Cobblestone and other large, but low-quality pieces of andesite, as noted by the scientist, met in large numbers in the territory of Saffakaha. Most likely, they were washed by rivers from nearby mountains and fell on the plains where ancient people lived.
This led him to the idea that Homo erectus could periodically visit these mountains and collect there smaller, but qualitative andesite samples, more suitable for the manufacture of complex instruments of labor. To his great surprise, his team could not find any trace of the fact that the ancient Arabians visited these mountains and used them as “quarries”.

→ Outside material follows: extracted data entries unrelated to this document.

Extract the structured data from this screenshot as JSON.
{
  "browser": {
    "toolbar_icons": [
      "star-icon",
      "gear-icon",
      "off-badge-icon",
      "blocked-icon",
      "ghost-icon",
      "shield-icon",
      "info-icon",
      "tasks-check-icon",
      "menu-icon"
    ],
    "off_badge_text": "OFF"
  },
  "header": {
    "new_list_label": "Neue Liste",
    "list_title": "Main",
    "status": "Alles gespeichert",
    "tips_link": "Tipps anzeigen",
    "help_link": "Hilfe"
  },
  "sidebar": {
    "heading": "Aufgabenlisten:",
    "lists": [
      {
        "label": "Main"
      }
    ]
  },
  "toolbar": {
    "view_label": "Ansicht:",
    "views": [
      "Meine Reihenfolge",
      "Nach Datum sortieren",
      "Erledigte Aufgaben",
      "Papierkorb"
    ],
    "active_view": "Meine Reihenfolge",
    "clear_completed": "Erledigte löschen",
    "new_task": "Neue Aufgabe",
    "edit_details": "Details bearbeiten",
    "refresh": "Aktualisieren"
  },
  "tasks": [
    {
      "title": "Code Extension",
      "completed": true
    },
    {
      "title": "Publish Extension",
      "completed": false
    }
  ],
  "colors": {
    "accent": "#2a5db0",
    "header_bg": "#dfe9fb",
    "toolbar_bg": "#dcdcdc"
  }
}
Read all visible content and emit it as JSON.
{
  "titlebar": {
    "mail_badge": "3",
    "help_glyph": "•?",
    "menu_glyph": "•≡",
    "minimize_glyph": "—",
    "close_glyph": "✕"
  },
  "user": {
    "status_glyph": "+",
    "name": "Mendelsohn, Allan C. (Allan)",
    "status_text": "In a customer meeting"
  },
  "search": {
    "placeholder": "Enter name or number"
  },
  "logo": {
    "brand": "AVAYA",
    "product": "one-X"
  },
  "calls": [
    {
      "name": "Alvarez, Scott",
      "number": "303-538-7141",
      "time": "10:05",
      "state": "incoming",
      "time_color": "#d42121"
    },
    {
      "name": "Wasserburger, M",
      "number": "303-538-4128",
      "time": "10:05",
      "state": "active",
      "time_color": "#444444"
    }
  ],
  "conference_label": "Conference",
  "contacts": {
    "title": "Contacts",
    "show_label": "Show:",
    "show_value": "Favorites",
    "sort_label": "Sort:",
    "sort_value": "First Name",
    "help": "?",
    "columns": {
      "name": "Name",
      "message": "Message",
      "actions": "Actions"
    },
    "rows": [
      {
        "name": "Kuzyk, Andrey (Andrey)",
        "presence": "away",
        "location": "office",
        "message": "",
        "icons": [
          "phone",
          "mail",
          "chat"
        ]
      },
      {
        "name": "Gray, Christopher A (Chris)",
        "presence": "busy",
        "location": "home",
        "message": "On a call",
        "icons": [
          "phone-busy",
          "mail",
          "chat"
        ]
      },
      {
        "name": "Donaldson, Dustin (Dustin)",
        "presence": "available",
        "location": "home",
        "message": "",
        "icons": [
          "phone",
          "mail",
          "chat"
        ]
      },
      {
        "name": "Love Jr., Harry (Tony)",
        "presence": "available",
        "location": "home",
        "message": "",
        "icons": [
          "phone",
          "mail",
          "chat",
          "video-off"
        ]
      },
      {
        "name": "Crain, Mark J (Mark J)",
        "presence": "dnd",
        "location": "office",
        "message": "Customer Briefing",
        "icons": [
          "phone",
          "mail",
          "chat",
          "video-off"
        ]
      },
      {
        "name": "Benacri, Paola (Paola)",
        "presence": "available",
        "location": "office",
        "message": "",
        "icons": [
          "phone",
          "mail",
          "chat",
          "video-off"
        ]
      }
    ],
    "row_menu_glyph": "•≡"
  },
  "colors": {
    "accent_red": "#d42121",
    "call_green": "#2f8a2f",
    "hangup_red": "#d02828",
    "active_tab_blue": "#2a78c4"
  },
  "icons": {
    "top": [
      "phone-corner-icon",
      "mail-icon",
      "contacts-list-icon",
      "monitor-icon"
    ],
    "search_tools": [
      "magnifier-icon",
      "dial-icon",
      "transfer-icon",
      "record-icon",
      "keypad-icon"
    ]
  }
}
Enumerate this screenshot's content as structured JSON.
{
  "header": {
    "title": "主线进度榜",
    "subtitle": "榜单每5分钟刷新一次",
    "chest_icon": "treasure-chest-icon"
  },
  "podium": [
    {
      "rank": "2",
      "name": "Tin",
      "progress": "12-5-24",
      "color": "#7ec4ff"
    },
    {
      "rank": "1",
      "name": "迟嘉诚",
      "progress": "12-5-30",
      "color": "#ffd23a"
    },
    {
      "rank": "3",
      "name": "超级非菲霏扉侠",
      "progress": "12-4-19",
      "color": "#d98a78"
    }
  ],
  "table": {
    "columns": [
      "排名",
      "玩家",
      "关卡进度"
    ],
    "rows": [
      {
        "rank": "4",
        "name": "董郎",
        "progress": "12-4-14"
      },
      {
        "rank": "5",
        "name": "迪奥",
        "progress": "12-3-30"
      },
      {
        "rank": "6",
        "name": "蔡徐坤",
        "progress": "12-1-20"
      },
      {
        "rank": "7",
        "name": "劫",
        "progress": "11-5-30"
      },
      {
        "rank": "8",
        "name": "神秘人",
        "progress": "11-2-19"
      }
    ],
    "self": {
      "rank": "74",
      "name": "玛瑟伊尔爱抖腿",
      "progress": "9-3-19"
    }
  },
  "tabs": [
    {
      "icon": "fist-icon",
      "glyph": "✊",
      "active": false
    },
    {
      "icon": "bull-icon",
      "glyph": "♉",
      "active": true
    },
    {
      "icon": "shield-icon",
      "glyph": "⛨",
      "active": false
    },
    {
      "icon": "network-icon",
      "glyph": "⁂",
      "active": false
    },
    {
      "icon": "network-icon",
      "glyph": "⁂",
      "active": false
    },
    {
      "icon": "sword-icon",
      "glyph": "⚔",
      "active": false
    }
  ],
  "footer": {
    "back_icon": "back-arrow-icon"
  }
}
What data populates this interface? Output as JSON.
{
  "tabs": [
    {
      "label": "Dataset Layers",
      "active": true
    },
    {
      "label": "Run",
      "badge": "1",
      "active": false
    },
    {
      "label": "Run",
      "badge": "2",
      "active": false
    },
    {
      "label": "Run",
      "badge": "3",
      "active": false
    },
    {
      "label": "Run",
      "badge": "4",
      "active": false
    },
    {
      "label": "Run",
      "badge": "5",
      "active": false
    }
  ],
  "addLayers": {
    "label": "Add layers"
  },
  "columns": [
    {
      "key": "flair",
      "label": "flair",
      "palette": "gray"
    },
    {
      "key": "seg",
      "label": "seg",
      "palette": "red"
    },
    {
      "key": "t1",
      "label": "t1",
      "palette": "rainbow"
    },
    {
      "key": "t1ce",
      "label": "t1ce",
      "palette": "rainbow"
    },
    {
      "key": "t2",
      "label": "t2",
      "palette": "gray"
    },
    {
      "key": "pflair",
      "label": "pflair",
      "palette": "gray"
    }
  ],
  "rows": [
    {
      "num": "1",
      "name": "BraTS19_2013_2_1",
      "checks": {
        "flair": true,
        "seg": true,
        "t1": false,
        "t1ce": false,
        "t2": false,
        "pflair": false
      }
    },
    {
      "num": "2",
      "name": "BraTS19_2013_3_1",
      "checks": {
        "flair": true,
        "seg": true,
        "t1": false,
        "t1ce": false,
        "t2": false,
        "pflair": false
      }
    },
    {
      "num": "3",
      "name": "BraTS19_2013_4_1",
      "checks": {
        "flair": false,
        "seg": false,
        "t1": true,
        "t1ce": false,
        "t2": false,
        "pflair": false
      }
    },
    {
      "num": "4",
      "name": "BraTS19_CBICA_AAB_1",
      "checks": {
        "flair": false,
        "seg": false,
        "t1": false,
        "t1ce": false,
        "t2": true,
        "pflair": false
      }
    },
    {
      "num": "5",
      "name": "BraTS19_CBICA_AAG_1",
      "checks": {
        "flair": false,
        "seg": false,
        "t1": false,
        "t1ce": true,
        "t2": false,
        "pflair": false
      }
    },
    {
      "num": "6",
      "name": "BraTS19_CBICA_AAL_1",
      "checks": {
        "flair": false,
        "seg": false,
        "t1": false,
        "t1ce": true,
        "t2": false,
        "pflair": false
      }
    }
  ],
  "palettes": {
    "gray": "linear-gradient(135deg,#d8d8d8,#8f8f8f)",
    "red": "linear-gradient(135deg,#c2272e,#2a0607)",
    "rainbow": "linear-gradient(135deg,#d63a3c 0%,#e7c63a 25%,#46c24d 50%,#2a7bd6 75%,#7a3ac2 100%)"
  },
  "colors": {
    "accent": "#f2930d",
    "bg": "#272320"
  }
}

Comparing the tools from different parts of Saffakah, Shipton and his colleagues noticed that their number and size were not accidental – they depended on how far they were from the rivers and the degree of destruction of nearby andesite deposits.
At the same time, all the tools of labor were made in the same way and did not differ from each other. All this suggests that bipedal people did not invest much effort in making tools and searching for raw materials for its production.
“Right next to the point in Saffakah, which we studied, there were hills where qualitative stones could be found, but these people, apparently, were” too lazy “to take a walk in their direction, and they were satisfied with what the river brought. laziness and conservatism, most likely, caused the extinction of this group of Homo erectus at the time when Arabia began to turn into a desert, “concludes Shipton.